Notice another thing. In that paper they are only testing all possible L=4 variants in the DNA binding domain of the protein. But many other residues in the protein are also likely to affect it’s binding preferences(as is also stated in the introduction and discussion).
The ancestral RH (EGKA) and derived RH (GSKV) can access many SRE-specific outcomes by short paths in AncSR1+11P.
a , Concentric rings contain RH genotypes of minimum path length 1, 2, or 3 steps from AncSR1+11P:EGKA (center). The historical outcome (GSKV, boxed, bottom) is accessible through a three-step path (EGKA – GGKA – GGKV – GSKV). Alternative SRE-specific outcomes accessible in three or fewer steps are in green. Lines connect genotypes separated by a single nonsynonymous nucleotide mutation; lines among genotypes in the outer ring are not shown for clarity. Orange arrows indicate paths of significantly increasing SRE mean fluorescence. b , For trajectories indicated by orange arrows in ( a ), SRE mean fluorescence is shown versus mutational distance from AncSR1+11P:EGKA (with x-axis jitter to avoid overplotting). Gray lines connect variants separated by single-nucleotide mutations. Error bars, 90% confidence intervals. Green dashed line, activity of AncSR1+11P:GSKV on SRE. c , For the SRE-specific outcomes accessed in orange paths in ( a ), the probability of each outcome under models where the probability of taking a step depends on the relative increase in SRE mean fluorescence (correlated fixation model), or where any SRE-enhancing step is equally likely (equal fixation model)8. d , The historical outcome (GSKV) has SRE-specific single-mutant neighbors. Concentric rings contain SRE-specific RH genotypes of path length 1 or 2 steps from AncSR1+11P:GSKV (center). Lines connect genotypes separated by a single nonsynonymous nucleotide mutation; lines among genotypes in the outer ring are not shown for clarity. e , The distribution of SRE mean fluorescence of SRE-specific neighbors of AncSR1+11P:GSKV illustrated in ( d ). Error bars, 90% confidence intervals.
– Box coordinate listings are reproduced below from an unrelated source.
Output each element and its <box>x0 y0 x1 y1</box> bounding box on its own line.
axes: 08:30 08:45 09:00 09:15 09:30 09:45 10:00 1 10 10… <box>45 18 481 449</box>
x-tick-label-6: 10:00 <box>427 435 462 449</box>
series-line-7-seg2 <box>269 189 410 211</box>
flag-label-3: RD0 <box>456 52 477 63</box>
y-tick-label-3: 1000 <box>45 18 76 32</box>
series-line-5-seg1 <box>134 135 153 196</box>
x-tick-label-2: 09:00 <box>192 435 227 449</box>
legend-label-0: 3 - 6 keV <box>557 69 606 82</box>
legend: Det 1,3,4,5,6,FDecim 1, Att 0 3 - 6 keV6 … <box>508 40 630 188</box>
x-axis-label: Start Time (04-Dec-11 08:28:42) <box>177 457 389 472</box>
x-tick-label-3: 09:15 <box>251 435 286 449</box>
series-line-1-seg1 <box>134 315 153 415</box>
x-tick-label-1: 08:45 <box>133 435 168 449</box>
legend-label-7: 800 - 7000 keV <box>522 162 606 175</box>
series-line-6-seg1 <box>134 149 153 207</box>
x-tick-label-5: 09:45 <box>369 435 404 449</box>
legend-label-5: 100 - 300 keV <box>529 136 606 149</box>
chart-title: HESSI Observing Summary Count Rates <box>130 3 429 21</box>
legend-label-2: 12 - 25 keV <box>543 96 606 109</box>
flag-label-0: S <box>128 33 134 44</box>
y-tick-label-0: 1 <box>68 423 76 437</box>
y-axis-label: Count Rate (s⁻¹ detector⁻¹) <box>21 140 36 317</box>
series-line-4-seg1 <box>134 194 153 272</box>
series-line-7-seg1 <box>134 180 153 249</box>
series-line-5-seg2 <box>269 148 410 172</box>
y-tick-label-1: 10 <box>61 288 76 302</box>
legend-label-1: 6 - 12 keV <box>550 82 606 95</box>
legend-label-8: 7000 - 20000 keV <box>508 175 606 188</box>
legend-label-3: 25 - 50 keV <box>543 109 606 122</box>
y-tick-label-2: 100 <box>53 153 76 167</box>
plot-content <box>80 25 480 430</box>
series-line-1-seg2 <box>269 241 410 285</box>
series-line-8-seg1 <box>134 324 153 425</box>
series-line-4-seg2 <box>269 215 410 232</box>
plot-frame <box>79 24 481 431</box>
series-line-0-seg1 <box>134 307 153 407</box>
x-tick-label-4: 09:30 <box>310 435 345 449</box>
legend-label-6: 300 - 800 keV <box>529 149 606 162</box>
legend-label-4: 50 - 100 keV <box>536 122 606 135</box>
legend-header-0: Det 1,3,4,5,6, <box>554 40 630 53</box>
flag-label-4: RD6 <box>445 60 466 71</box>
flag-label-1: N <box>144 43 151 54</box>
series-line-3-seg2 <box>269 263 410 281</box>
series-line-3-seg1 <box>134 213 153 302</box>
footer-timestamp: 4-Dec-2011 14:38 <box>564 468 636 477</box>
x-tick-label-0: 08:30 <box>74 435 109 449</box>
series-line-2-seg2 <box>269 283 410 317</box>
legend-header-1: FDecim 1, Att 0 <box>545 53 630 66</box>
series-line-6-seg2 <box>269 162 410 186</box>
Pick any particular blue or green circle on Fig 5 (a) and see that many of them have multiple 1-mutation functional shifts available to them. One of the neighbors to the ancestor has 5 out of 14, meaning that over a third of viable mutants from that sequence result in a shift in function with 1 mutation. Another has 2 out of 6, again implying roughly a third of 1 amino-acid substitution mutants result in a functional shift.
Read for comprehension. Understand that evolution wasn’t searching for a specific target sequence. Nor even a target function. Rather mutations just come and go over time as proteins drift around through fitness-neutral pathways, and among mutants that come and go are some with functional consequences that get to stick around if they positively affect fitness, until they themselves in turn are replaced with other neutral variants, or even better mutants.
(*) Just a small caveat. Some proteins can perform functions they normally cannot simply by changing the physical conditions around them. Well-known examples are so-called hot-start DNA polymerases(or some enzymes used by hyperthermophiles in general are some times inactive under mesophilic conditions) used in PCR which require increased temperature to activate. It is entirely possible many proteins with known functions have other functions we don’t know about that could be brought about by changing things like water activity, pH, temperature, and so on, without requiring any changes to the protein’s amino acid sequence.